From the Vault #16: ROGUE ONE: A STAR WARS STORY (2016)

From 2012 onwards, before developing this blog, I wrote a multitude of reviews on the website Letterboxd. In this irregular series called From the Vault, I’m going to haul these earlier reviews out of mothballs and re-purpose them here.

This one is from Dec 19th, 2016, as we close in on Star Wars Episode IX: The Rise of Skywalker

For a while, let’s be honest, we didn’t know if the Force was with Rogue One, did we?

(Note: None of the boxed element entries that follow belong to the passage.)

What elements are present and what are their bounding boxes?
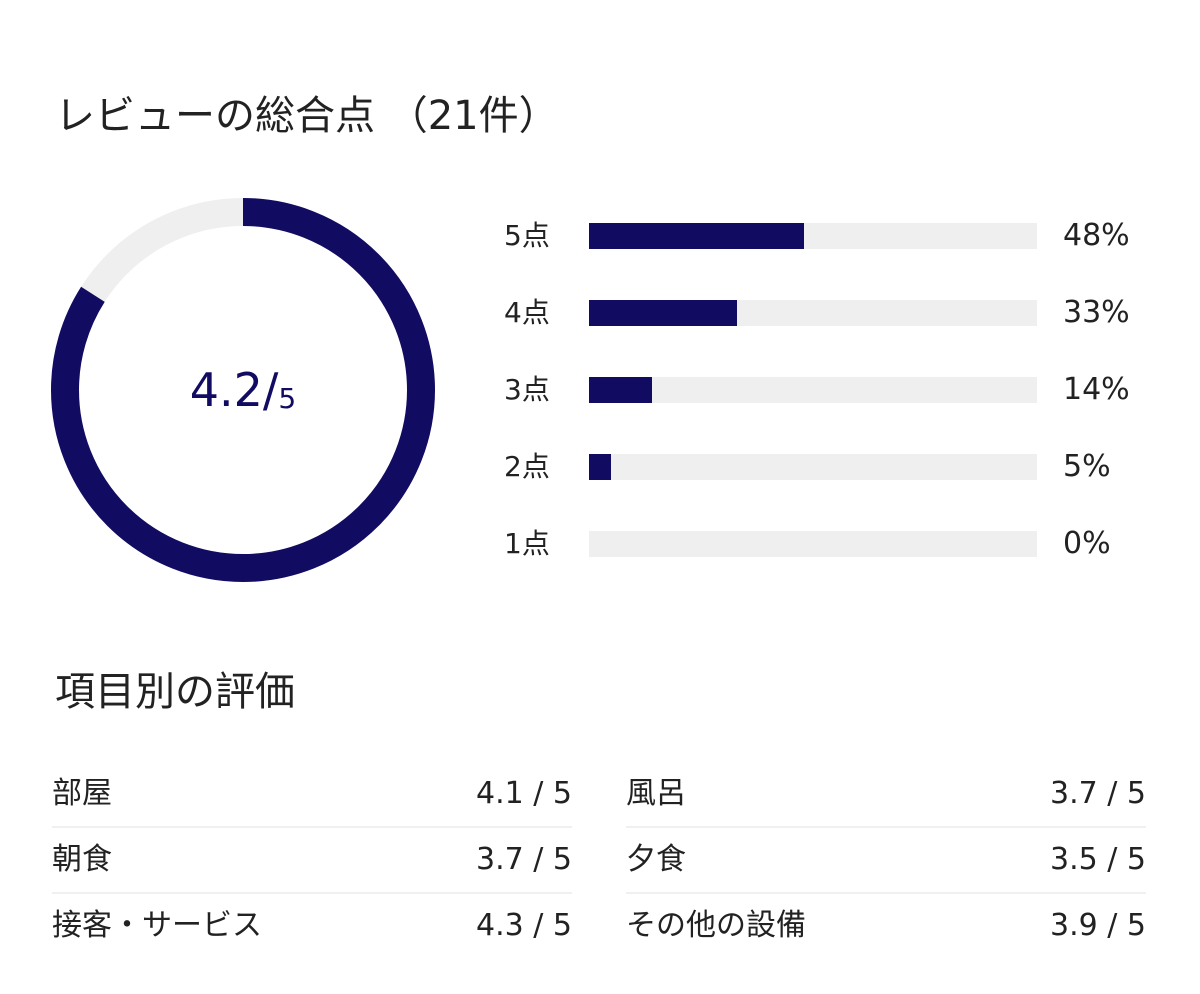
category-score: 3.9 / 5 — [1050, 908, 1146, 943]
category-rating: 朝食 3.7 / 5 — [52, 826, 572, 894]
category-rating: 接客・サービス 4.3 / 5 — [52, 892, 572, 958]
category-name: 夕食 — [626, 842, 686, 877]
rating-percent: 33% — [1063, 295, 1130, 330]
rating-percent: 14% — [1063, 372, 1130, 407]
rating-label: 1点 — [504, 527, 550, 560]
rating-row: 2点 5% — [490, 447, 1170, 487]
category-score: 4.3 / 5 — [476, 908, 572, 943]
category-rating: 部屋 4.1 / 5 — [52, 760, 572, 828]
category-rating: 夕食 3.5 / 5 — [626, 826, 1146, 894]
rating-label: 4点 — [504, 296, 550, 329]
category-score: 3.7 / 5 — [476, 842, 572, 877]
rating-percent: 48% — [1063, 218, 1130, 253]
category-score: 3.5 / 5 — [1050, 842, 1146, 877]
rating-bar-track — [589, 454, 1037, 480]
rating-label: 2点 — [504, 450, 550, 483]
rating-bar-track — [589, 223, 1037, 249]
rating-label: 3点 — [504, 373, 550, 406]
rating-bar-track — [589, 531, 1037, 557]
category-name: 接客・サービス — [52, 908, 262, 943]
score-value: 4.2/ — [189, 363, 279, 417]
rating-label: 5点 — [504, 219, 550, 252]
rating-row: 5点 48% — [490, 216, 1170, 256]
rating-row: 3点 14% — [490, 370, 1170, 410]
rating-percent: 5% — [1063, 449, 1111, 484]
donut-fill-arc — [51, 198, 435, 582]
rating-row: 1点 0% — [490, 524, 1170, 564]
category-rating: その他の設備 3.9 / 5 — [626, 892, 1146, 958]
category-name: 風呂 — [626, 776, 686, 811]
rating-bar — [589, 300, 737, 326]
rating-bar — [589, 223, 805, 249]
category-name: 朝食 — [52, 842, 112, 877]
score-max: 5 — [278, 381, 297, 415]
rating-percent: 0% — [1063, 526, 1111, 561]
category-score: 4.1 / 5 — [476, 776, 572, 811]
category-ratings-title: 項目別の評価 — [55, 669, 295, 715]
category-score: 3.7 / 5 — [1050, 776, 1146, 811]
rating-bar-track — [589, 377, 1037, 403]
page-title: レビューの総合点 （21件） — [55, 93, 559, 139]
overall-score: 4.2/5 — [48, 195, 438, 585]
category-name: その他の設備 — [626, 908, 806, 943]
rating-bar — [589, 377, 652, 403]
category-name: 部屋 — [52, 776, 112, 811]
rating-bar — [589, 454, 612, 480]
category-rating: 風呂 3.7 / 5 — [626, 760, 1146, 828]
overall-score-donut — [51, 198, 435, 582]
rating-bar-track — [589, 300, 1037, 326]
rating-row: 4点 33% — [490, 293, 1170, 333]
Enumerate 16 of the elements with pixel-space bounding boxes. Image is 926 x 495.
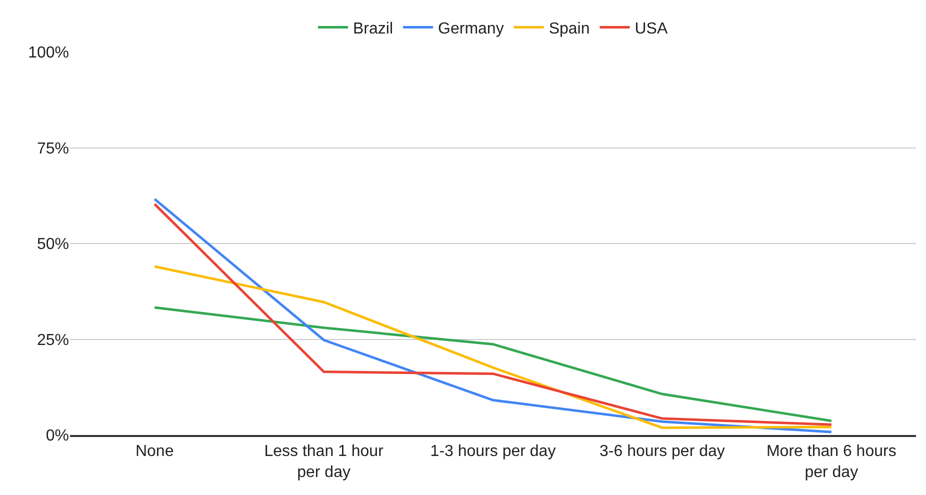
y-tick-label: 50% <box>36 236 69 254</box>
x-tick-label: None <box>135 442 174 460</box>
legend-label: Brazil <box>353 20 394 38</box>
x-tick-label: 3-6 hours per day <box>599 442 725 460</box>
line-series <box>153 306 833 422</box>
y-tick-label: 75% <box>36 140 69 158</box>
x-tick-label: More than 6 hours per day <box>766 442 896 481</box>
legend-label: USA <box>634 20 668 38</box>
y-tick-label: 100% <box>28 44 69 62</box>
x-tick-label: Less than 1 hour per day <box>264 442 384 481</box>
line-series <box>153 265 833 429</box>
x-tick-label: 1-3 hours per day <box>430 442 556 460</box>
y-tick-label: 0% <box>46 428 69 445</box>
legend-label: Germany <box>438 20 504 38</box>
legend-label: Spain <box>548 20 590 38</box>
y-tick-label: 25% <box>36 332 69 349</box>
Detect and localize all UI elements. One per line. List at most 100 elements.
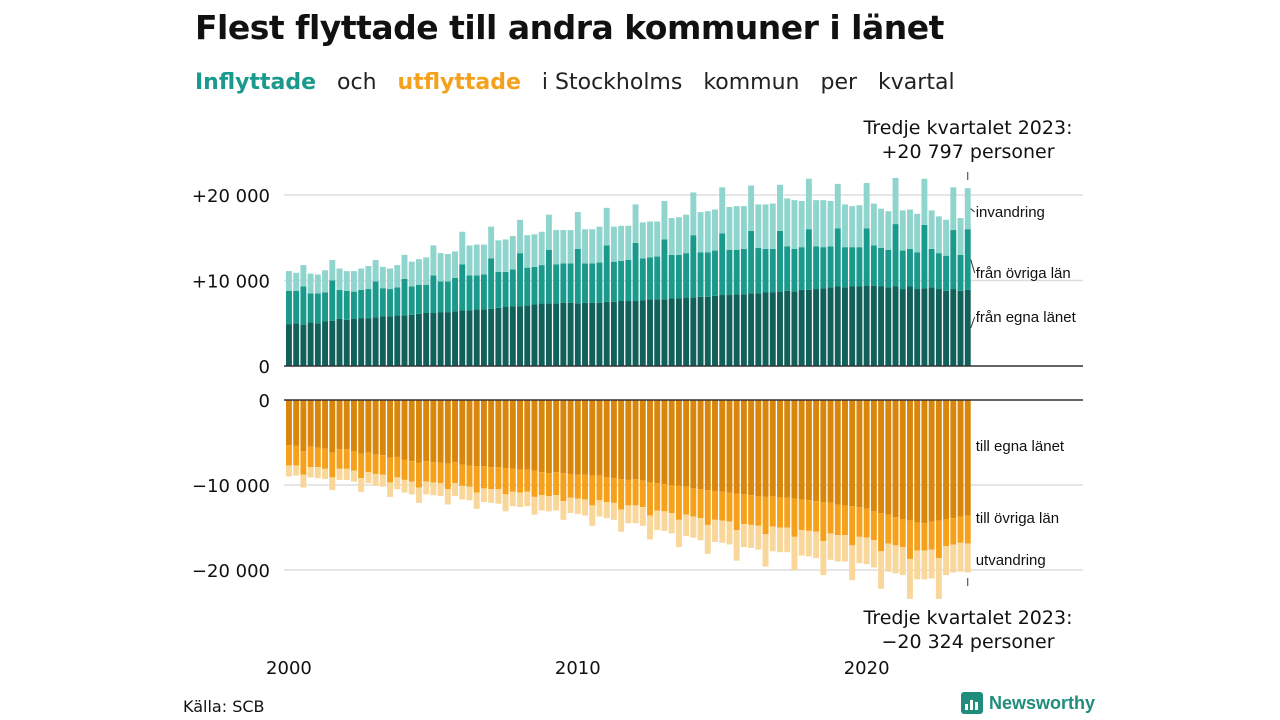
bar-out-1 — [791, 498, 798, 537]
bar-out-2 — [408, 481, 415, 495]
bar-in-0 — [675, 298, 682, 366]
bar-out-0 — [286, 400, 292, 446]
bar-in-0 — [343, 319, 350, 366]
bar-in-0 — [769, 292, 776, 366]
bar-out-2 — [892, 545, 899, 574]
bar-in-2 — [748, 185, 755, 231]
bar-in-2 — [300, 265, 307, 287]
bar-in-2 — [365, 265, 372, 290]
bar-out-0 — [914, 400, 921, 523]
bar-out-2 — [350, 470, 357, 482]
bar-in-0 — [560, 302, 567, 366]
bar-in-0 — [733, 294, 740, 366]
bar-in-0 — [415, 313, 422, 367]
x-tick-label: 2020 — [844, 658, 890, 679]
bar-out-2 — [950, 544, 957, 573]
bar-out-1 — [618, 479, 625, 510]
bar-out-1 — [733, 493, 740, 531]
bar-out-0 — [343, 400, 350, 450]
bar-out-1 — [459, 464, 466, 486]
bar-out-1 — [899, 519, 906, 548]
bar-in-2 — [387, 268, 394, 290]
bar-out-1 — [755, 496, 762, 526]
bar-out-0 — [567, 400, 574, 474]
bar-out-0 — [726, 400, 733, 493]
bar-in-2 — [437, 253, 444, 282]
bar-out-2 — [668, 513, 675, 534]
bar-out-2 — [740, 524, 747, 548]
bar-in-0 — [863, 285, 870, 366]
bar-in-2 — [538, 231, 545, 266]
bar-out-0 — [755, 400, 762, 497]
bar-in-2 — [286, 271, 292, 291]
bar-in-0 — [408, 314, 415, 366]
bar-out-1 — [777, 497, 783, 528]
bar-out-2 — [943, 546, 950, 576]
bar-out-2 — [603, 502, 610, 519]
bar-in-2 — [675, 217, 682, 255]
bar-out-0 — [488, 400, 495, 468]
bar-out-1 — [589, 475, 596, 506]
bar-out-0 — [639, 400, 646, 481]
bar-out-1 — [885, 514, 892, 544]
bar-out-0 — [892, 400, 899, 518]
bar-in-2 — [343, 271, 350, 291]
bar-in-1 — [625, 259, 632, 302]
bar-in-0 — [293, 323, 300, 366]
bar-in-0 — [401, 315, 408, 367]
bar-out-2 — [704, 524, 711, 554]
bar-out-2 — [820, 541, 827, 576]
bar-out-1 — [856, 507, 863, 537]
bar-in-2 — [553, 230, 560, 265]
bar-in-2 — [733, 206, 740, 250]
bar-in-2 — [726, 206, 733, 250]
bar-out-2 — [509, 491, 516, 507]
bar-out-0 — [473, 400, 480, 467]
bar-out-0 — [553, 400, 560, 473]
bar-in-2 — [712, 209, 718, 251]
bar-in-1 — [444, 281, 451, 313]
bar-out-0 — [596, 400, 603, 476]
bar-out-2 — [300, 474, 307, 488]
bar-out-1 — [437, 462, 444, 484]
bar-out-2 — [834, 535, 841, 562]
bar-in-0 — [748, 293, 755, 366]
bar-in-0 — [957, 290, 964, 366]
series-label-out: till egna länet — [976, 438, 1065, 455]
bar-in-1 — [408, 286, 415, 315]
x-tick-label: 2010 — [555, 658, 601, 679]
bar-out-2 — [589, 505, 596, 526]
bar-in-0 — [387, 316, 394, 366]
bar-in-2 — [827, 200, 834, 247]
bar-in-1 — [777, 230, 783, 292]
bar-out-1 — [488, 467, 495, 490]
bar-in-2 — [372, 259, 379, 282]
bar-out-1 — [784, 497, 791, 528]
bar-in-2 — [560, 230, 567, 264]
bar-in-0 — [430, 312, 437, 366]
bar-out-2 — [596, 500, 603, 517]
bar-in-2 — [502, 239, 509, 272]
bar-in-2 — [408, 261, 415, 287]
bar-out-2 — [343, 468, 350, 480]
y-tick-label-in: +20 000 — [192, 186, 270, 207]
bar-out-1 — [719, 491, 726, 521]
bar-out-0 — [950, 400, 957, 519]
bar-out-1 — [394, 456, 401, 478]
bar-in-1 — [509, 269, 516, 307]
bar-in-0 — [596, 302, 603, 366]
bar-out-0 — [849, 400, 856, 507]
bar-out-2 — [935, 558, 942, 599]
bar-out-2 — [336, 468, 343, 480]
bar-out-1 — [538, 472, 545, 496]
bar-in-0 — [834, 286, 841, 367]
bar-out-2 — [466, 486, 473, 501]
bar-in-0 — [480, 309, 487, 366]
newsworthy-logo-icon — [961, 692, 983, 714]
bar-in-1 — [387, 289, 394, 317]
bar-out-1 — [805, 500, 812, 531]
bar-out-2 — [726, 521, 733, 545]
bar-in-2 — [379, 266, 386, 289]
bar-in-1 — [769, 248, 776, 293]
bar-in-0 — [849, 286, 856, 367]
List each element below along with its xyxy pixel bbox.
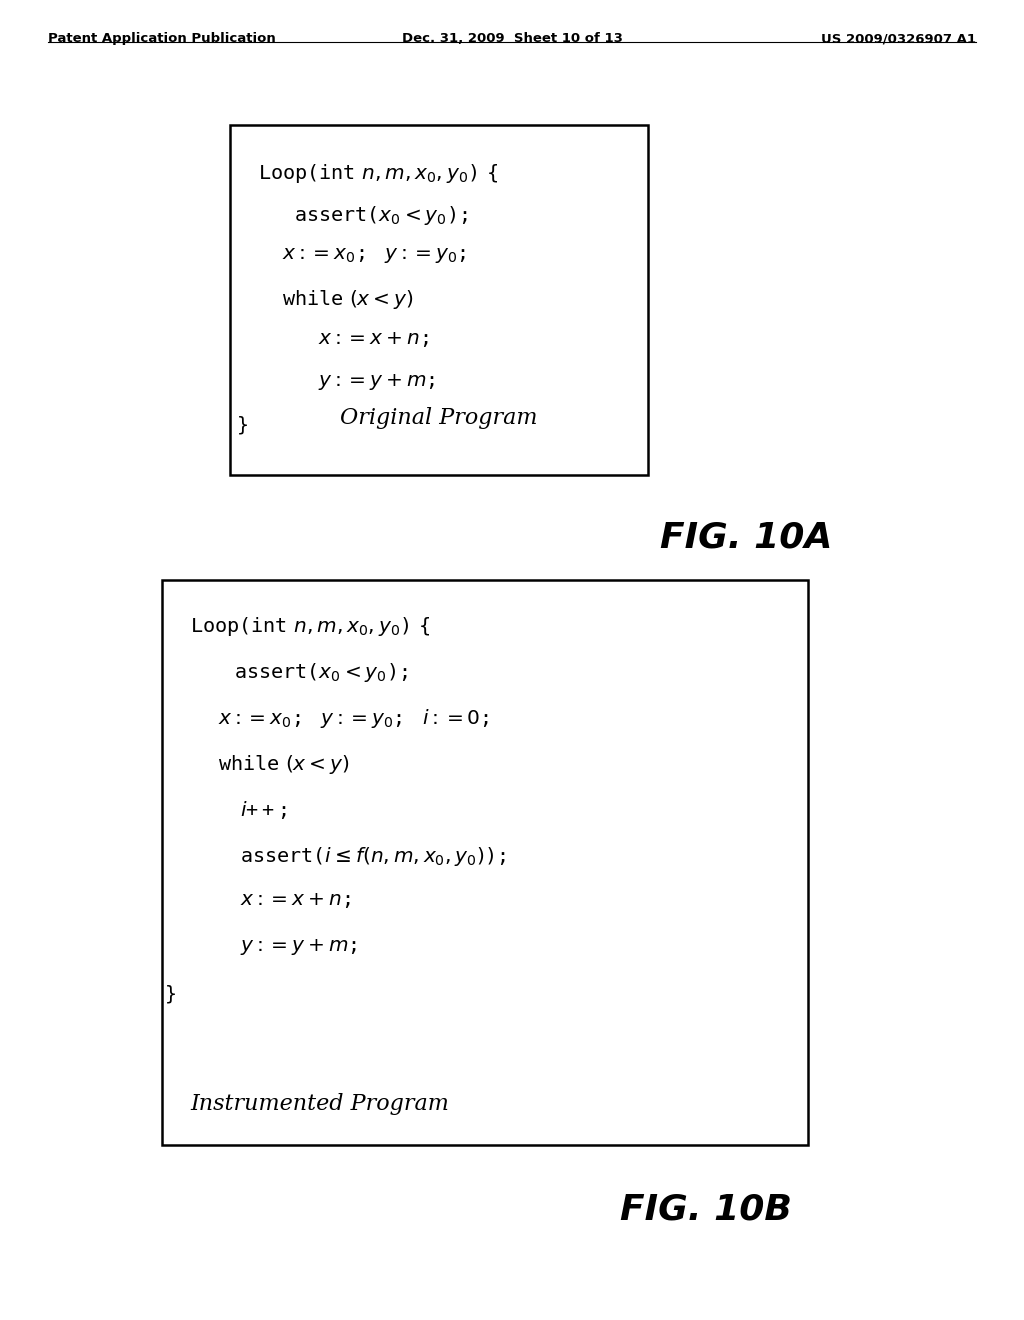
Text: Dec. 31, 2009  Sheet 10 of 13: Dec. 31, 2009 Sheet 10 of 13 [401, 32, 623, 45]
Text: $\mathtt{assert(}x_0 < y_0\mathtt{);}$: $\mathtt{assert(}x_0 < y_0\mathtt{);}$ [294, 205, 468, 227]
Text: $y := y + m\mathtt{;}$: $y := y + m\mathtt{;}$ [318, 372, 435, 392]
Text: $y := y + m\mathtt{;}$: $y := y + m\mathtt{;}$ [240, 937, 357, 957]
Bar [230, 125, 648, 475]
Text: FIG. 10B: FIG. 10B [620, 1192, 792, 1226]
Text: $\mathtt{\}}$: $\mathtt{\}}$ [236, 414, 248, 436]
Text: FIG. 10A: FIG. 10A [660, 520, 833, 554]
Text: $\mathtt{while}\ (x < y)$: $\mathtt{while}\ (x < y)$ [218, 752, 349, 776]
Text: Patent Application Publication: Patent Application Publication [48, 32, 275, 45]
Text: $x := x_0\mathtt{;}\ \ y := y_0\mathtt{;}$: $x := x_0\mathtt{;}\ \ y := y_0\mathtt{;… [282, 246, 466, 265]
Text: Original Program: Original Program [340, 407, 538, 429]
Text: $\mathtt{Loop(int}\ n,m,x_0,y_0\mathtt{)\ \{}$: $\mathtt{Loop(int}\ n,m,x_0,y_0\mathtt{)… [258, 162, 499, 185]
Text: US 2009/0326907 A1: US 2009/0326907 A1 [821, 32, 976, 45]
Text: $x := x + n\mathtt{;}$: $x := x + n\mathtt{;}$ [240, 891, 350, 909]
Text: $\mathtt{assert(}x_0 < y_0\mathtt{);}$: $\mathtt{assert(}x_0 < y_0\mathtt{);}$ [234, 661, 408, 684]
Text: $\mathtt{while}\ (x < y)$: $\mathtt{while}\ (x < y)$ [282, 288, 414, 312]
Text: $\mathtt{assert(}i \leq f(n,m,x_0,y_0)\mathtt{);}$: $\mathtt{assert(}i \leq f(n,m,x_0,y_0)\m… [240, 845, 506, 869]
Text: Instrumented Program: Instrumented Program [190, 1093, 449, 1115]
Text: $i\mathtt{++;}$: $i\mathtt{++;}$ [240, 799, 287, 821]
Text: $x := x_0\mathtt{;}\ \ y := y_0\mathtt{;}\ \ i := 0\mathtt{;}$: $x := x_0\mathtt{;}\ \ y := y_0\mathtt{;… [218, 708, 489, 730]
Text: $x := x + n\mathtt{;}$: $x := x + n\mathtt{;}$ [318, 330, 428, 348]
Text: $\mathtt{Loop(int}\ n,m,x_0,y_0\mathtt{)\ \{}$: $\mathtt{Loop(int}\ n,m,x_0,y_0\mathtt{)… [190, 615, 430, 638]
Text: $\mathtt{\}}$: $\mathtt{\}}$ [164, 983, 176, 1005]
Bar [162, 579, 808, 1144]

The first in Disney/LucasFilm’s attempt to build an extended Star Wars universe, in the vein of Marvel Studios, was for many an anthology story we didn’t need telling – specifically how the Death Star plans came not to be in the main computer at the very beginning of George Lucas’ opus in 1977’s A New Hope. Would it launch a brand new approach to the revived Star Wars franchise or would it be a pointless, bloated stain to sit alongside the painful prequels? All the news of Gareth Edwards being locked out of the editing suite, Tony Gilroy coming in to film extensive reshoots, they all suggested a misconceived project which many would have considered a mistake.

Here’s the great news: Rogue One isn’t just the prequel you never knew you wanted, the kind of prequel which makes the official episodic prequels look increasingly paltry, but it’s also quite possibly almost almost as good as A New Hope itself.

How did Edwards pull this off, then? It’s remarkable to think this is only his third major motion picture, after developing the FX of breakout indie movie Monsters on his home software, and with Godzilla relaunching a visually and aesthetically impressive but frequently soulless franchise.

Rogue One, whether entirely by his hand or the pot of people from Gilroy to Kathleen Kennedy or even JJ Abrams, does what neither of his previous pictures truly managed – it makes you care about the people around all of the CGI, galactic battles and tethers to the original Wars trilogy. Every single character in what swiftly becomes an ensemble led by Felicity Jones’ plucky mercenary Jyn Erso has a satisfying, complete and developed story arc from beginning to end, in the kind of manner few continuing, large scale universes ever get to depict in the age of actors being signed up for ten films before they film their first one. Rogue One truly is an anthological tale, telling a story with a beginning, middle and end, while naturally leading directly into where, in many ways, the Star Wars story truly begins with A New Hope. It’s seamless in how it adds greater depth, context and continuity to the original trilogy of movies, the Empire and the Death Star itself. It’s a testament to a script and story which reward you across the running time.

It starts baggy and messy, mind you, with an opening half hour or so burdened with the labours of set up and establishment, introducing Jyn and her central arc as a young girl, abandoned by father Mads Mikklesen–essentially the Robert Oppenheimer of the Wars universe–and placed on a path where her own shaky ethics clash with a Rebel Alliance who, having been trying to fight the Empire for decades now, are going to extreme lengths to get the job done.

Rogue One picks up as it makes brave choices – Diego Luna’s Cassian kills an innocent courier with cold abandon before proving himself a rounded rebel determined to think of the bigger picture, while Riz Ahmed’s Bodhi moves from conflicted Imperial pilot to a true resistance fighter. Chris Weitz’s screenplay (with Gilroy principally) adds shades of grey heretofore unheard of in the escapist fable of the Wars universe, and it allows for a disparate group of characters with real meat on their bones. If one suffers it’s Ben Mendlesohn’s villain Krennick, one of our finest character actors reduced often to playing second fiddle to an ‘undead’ Peter Cushing and, of course, the brief but powerful appearances of Darth Vader at the height of his evil. The film redeems itself by coining a delicious new catchphrase that evolves Star Wars‘ most classic line to new heights, as it continues mythologising the Force in fresh and exciting ways.

For all this talk of character, introspection and darkness, Rogue One‘s key success is that it never once equally forgets it’s a Star Wars film, and delivers accordingly; a rousing score from last minute addition Michael Giacchino (which he put together remarkably in one month) almost ghost written by John Williams; a terrific blend of action sequences on land, sea, air and in space which recall classic Star Wars at its finest, and ultimately at the heart of it a timeless battle between underdog heroes and a vast, cruel Empire seeking domination.

Rogue One adds new and fresh dimensions to this wonderful universe, while telling a brave story, with indeed the bravest and most satisfying of climaxes you can imagine – one of those rare movies which just keeps on getting better and better and better the more it plays. The Force is with this film, and this film is very much with it.